Önümüzde ciddi bir işsizlik dalgası var. Gıda maddesi ithalatında sıkıntı bekleniyor. Ülkeler kendine yetmek zorunda kalabilir. Öncelikle tarım ve gıdada uluslararası kartellerin baskısı ile tüm partilerin desteğiyle geçmiş bir tohum yasası var. Bu artık değişmeli ve milli, yerel, ata tohumları çiftçiler ve köylüler arasında alınıp satılabilmeli ve teşviklerden faydalanmalıdır. Enerji sektöründe çatı bazlı kendine yeten binalar ve enerji saklama sistemleri üretimi, yerli arabaya eş zamanlı ilerlemeli vs. çok projeler var.

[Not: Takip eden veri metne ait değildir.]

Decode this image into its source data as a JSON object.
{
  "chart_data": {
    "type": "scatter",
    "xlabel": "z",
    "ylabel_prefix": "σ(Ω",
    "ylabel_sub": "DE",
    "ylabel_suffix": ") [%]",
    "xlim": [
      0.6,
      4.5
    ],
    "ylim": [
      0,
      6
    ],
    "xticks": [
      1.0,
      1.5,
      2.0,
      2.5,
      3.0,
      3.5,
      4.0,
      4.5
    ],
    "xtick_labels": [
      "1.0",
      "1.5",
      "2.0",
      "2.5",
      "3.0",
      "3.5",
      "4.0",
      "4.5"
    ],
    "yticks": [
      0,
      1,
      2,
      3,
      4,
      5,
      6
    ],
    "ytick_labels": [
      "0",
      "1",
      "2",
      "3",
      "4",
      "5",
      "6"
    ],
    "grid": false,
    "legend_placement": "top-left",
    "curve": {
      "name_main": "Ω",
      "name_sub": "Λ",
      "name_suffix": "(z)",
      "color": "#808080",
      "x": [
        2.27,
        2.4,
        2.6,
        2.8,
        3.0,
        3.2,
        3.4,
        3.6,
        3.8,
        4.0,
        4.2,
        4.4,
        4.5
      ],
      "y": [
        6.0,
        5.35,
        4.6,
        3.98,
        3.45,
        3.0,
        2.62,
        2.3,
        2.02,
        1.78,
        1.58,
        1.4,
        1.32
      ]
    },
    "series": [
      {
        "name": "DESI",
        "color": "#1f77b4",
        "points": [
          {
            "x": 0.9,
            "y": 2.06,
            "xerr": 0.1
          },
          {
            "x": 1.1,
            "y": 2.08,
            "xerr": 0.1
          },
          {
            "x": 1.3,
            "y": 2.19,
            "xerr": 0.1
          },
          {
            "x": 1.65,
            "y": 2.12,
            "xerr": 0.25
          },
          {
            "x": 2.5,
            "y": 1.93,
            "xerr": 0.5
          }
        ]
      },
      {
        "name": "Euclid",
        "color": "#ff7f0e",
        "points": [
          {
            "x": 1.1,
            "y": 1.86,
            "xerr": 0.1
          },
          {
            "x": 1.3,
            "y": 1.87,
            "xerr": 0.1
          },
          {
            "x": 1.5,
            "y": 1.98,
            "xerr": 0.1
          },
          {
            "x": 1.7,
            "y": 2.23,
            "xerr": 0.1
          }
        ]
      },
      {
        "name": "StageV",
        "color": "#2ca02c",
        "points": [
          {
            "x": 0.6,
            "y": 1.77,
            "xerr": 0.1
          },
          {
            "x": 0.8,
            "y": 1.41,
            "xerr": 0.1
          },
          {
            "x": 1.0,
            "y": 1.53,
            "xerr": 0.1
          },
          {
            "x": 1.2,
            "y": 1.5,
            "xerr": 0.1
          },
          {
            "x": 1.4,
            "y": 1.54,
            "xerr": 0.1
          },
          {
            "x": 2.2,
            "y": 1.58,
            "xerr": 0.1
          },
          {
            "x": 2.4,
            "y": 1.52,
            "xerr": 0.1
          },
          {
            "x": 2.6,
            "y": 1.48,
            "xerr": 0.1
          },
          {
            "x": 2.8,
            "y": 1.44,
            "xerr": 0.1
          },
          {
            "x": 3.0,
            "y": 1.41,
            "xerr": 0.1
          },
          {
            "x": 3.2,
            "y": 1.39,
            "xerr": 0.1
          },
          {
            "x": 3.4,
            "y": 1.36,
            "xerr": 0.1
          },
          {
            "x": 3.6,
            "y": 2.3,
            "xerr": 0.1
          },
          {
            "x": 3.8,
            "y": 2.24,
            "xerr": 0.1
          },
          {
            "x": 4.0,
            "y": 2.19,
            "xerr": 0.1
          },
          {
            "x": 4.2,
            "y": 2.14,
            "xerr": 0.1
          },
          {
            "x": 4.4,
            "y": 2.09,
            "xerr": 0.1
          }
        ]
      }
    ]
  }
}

Aynı zamanda yeni dünya düzeninde yer alabilmek için alınması gereken siyasi kararlar da olacak. Bu kararlar hükümet ve muhalefet ayrışması, günlük rutin siyasi çekişmesi içinde alınamaz. Gün muhalefet ile işbirliği ve fikir birliği yapma günüdür. Milli mutabakat içinde tek ses olunması gereken bir döneme girdik. Artık siyaset üstü, fikir birliği ve uyum içinde hareket edilmesi gereken bir dönemdeyiz. Bu dönem içinde toplumu gerecek, milleti bölecek her türlü hareketten uzak durulması gerekmektedir. Toplum üzerinde baskıyı arttıracak her türlü hareket, yasa teklifleri ve açıklamalar, sosyal patlama bekleyenlerin ekmeğine yağ sürecektir. Batı ülkelerinde karantina sırasında uygulanan baskıyı gördük. Bu baskı kısa bir süre sonra o ülkelerde iktidar yıkımlarına ve ülke bölünmelerine yol açacaktır, hep beraber izleyeceğiz. Baskı ve şiddetin tam tersi yönde sevgi, hoşgörü, demokrasi, birlik ve beraberlik duyguları aşılanmalı. Karşı partileri ve mensuplarını tehdit eden bir yaklaşım içinde olanların geçmişi ve bağlantıları araştırılmalıdır.
Türkiye yeni dünya düzeni içinde güçlü bir biçimde yer alacaksa, bu ancak birlik içinde kollektif bir hareket ve yüksek moral ile sağlanır. Gün siyasi çekişmeleri, partizanlığı, adam kayırmayı bir kenara bırakma günüdür.